At 472 square miles, the City of Los Angeles is a global metropolis that could swallow several major U.S. cities within its borders. Fortunately, a sprawling network of freeways connects millions of drivers throughout the widespread regions of LA. In Los Angeles, no one refers to a freeway by its official number, whether it’s in casual conversation or when giving directions. Locals and media alike will usually refer to a freeway by its number, beginning with “the.” So if you ask someone for directions to get from the Hammer Museum in Westwood to Walt Disney Concert Hall in Downtown LA, he or she will likely say, “Take the 405 south to the 10 east to the 110 north.” To help you navigate the city, LA Tourism has compiled a list of key freeways with their numbers and names.
The 405 begins at the 5 freeway in the Mission Hills district of the San Fernando Valley. It travels south through the Valley and passes the Getty Center on its hilltop perch as it crosses over the Sepulveda Pass in the Santa Monica Mountains. The 405 roughly follows the Pacific coastline, with large sections parallel to Sepulveda Boulevard, before it bends from north-south to east-west at the “South Bay Curve” in Torrance. It continues south through Long Beach and Orange County before it re-connects with the 5 freeway at the El Toro Y Interchange in Irvine.
The major east-west interchange between California and Arizona begins at Pacific Coast Highway in Santa Monica. The westernmost section is known as the Santa Monica Freeway from PCH as it crosses the 405 to the East Los Angeles Interchange, southeast of Downtown LA. From there, it’s known as the San Bernardino Freeway as it continues east through the San Gabriel Valley and into San Bernardino.

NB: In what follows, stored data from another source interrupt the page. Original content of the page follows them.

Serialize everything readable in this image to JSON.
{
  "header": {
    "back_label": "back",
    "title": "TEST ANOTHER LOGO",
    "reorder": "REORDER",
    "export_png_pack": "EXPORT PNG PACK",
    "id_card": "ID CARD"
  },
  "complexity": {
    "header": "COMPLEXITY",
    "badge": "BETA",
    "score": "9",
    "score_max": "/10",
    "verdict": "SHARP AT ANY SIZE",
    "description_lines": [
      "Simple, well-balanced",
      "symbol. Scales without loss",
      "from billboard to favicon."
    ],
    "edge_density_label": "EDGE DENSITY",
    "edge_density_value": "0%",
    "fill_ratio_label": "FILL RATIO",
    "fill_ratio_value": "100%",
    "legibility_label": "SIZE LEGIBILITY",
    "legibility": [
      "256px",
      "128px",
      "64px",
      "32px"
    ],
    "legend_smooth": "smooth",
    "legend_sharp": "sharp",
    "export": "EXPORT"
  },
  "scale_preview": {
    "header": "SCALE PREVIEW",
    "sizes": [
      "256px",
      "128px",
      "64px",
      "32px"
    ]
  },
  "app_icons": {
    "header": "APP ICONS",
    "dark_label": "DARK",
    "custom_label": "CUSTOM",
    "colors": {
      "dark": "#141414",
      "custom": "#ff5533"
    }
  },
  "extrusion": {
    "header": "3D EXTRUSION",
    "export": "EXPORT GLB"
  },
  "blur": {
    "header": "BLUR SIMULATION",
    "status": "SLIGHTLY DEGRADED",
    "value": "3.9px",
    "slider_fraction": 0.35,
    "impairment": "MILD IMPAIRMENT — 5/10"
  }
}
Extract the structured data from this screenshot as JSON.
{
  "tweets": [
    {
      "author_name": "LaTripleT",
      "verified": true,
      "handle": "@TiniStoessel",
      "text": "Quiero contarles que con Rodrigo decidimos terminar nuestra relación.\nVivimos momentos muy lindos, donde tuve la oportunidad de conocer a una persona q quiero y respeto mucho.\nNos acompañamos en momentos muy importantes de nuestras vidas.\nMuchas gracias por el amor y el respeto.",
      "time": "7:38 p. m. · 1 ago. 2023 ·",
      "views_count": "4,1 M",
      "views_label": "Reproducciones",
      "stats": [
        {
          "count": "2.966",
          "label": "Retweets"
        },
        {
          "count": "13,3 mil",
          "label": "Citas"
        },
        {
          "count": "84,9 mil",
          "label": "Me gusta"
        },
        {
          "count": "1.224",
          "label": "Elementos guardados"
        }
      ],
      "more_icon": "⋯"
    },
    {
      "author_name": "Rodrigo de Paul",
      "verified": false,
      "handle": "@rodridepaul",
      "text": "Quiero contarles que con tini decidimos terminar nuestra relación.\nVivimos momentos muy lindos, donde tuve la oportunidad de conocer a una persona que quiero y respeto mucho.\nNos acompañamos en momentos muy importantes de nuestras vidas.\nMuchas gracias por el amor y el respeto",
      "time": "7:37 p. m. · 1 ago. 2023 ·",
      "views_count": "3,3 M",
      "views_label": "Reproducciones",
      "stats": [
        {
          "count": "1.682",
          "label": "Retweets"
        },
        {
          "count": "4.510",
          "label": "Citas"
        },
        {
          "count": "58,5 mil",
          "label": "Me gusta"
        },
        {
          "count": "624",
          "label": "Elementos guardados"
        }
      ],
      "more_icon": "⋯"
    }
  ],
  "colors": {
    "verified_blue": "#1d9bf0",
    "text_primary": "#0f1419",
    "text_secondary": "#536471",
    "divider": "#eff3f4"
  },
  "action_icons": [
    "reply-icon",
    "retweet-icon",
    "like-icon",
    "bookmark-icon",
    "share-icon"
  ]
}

The 101 is a major north-south coastal route that connects Greater Los Angeles, the Central Coast, the San Francisco Bay Area, and the North Coast. The Ventura Freeway segment begins at the Santa Barbara / Ventura County line northwest of Los Angeles, crossing Ventura County before heading into LA County. It continues along the southern edge of the Valley, crossing the 405 before the Hollywood Split, where the Ventura Freeway changes from US 101 to SR 134. From the Hollywood Split, the 134 continues east through Glendale and Eagle Rock before entering Pasadena. The 134 ends at I-210, aka the Foothill Freeway.
At the Hollywood Split (see above), the 101 transitions from the Ventura Freeway to the Hollywood Freeway and turns south. It passes Universal Studios Hollywood in Studio City and continues through the Cahuenga Pass into Hollywood and Downtown LA. The 101 ends at the East Los Angeles Interchange southeast of Downtown. The 101 continues north of the Hollywood Split as SR 170, passing through the northeastern part of the Valley before connecting with the 5.
The 110 begins as the Arroyo Seco Parkway (SR 110) in Pasadena, the first freeway in California and the western United States. It continues south into Downtown LA, passing Dodger Stadium, STAPLES Center, L.A. LIVE and the Los Angeles Convention Center before it becomes I-110, aka the Harbor Freeway. From there it continues through South Los Angeles to San Pedro and the Port of Los Angeles.
This major north-south route begins at the Mexico border to the south and continues the length of California north into Oregon. The Golden State Freeway section of the 5 passes Six Flags Magic Mountain in Santa Clarita and continues south through Burbank in the Valley. After crossing the Ventura Freeway (see above), the 5 passes the eastern side of Griffith Park before the East Los Angeles Interchange, where it becomes the Santa Ana Freeway. The 5 continues south, passing the Citadel Outlets in Commerce and then Disneyland in Buena Park before it connects with the El Toro Y Interchange in Irvine and heads towards San Diego.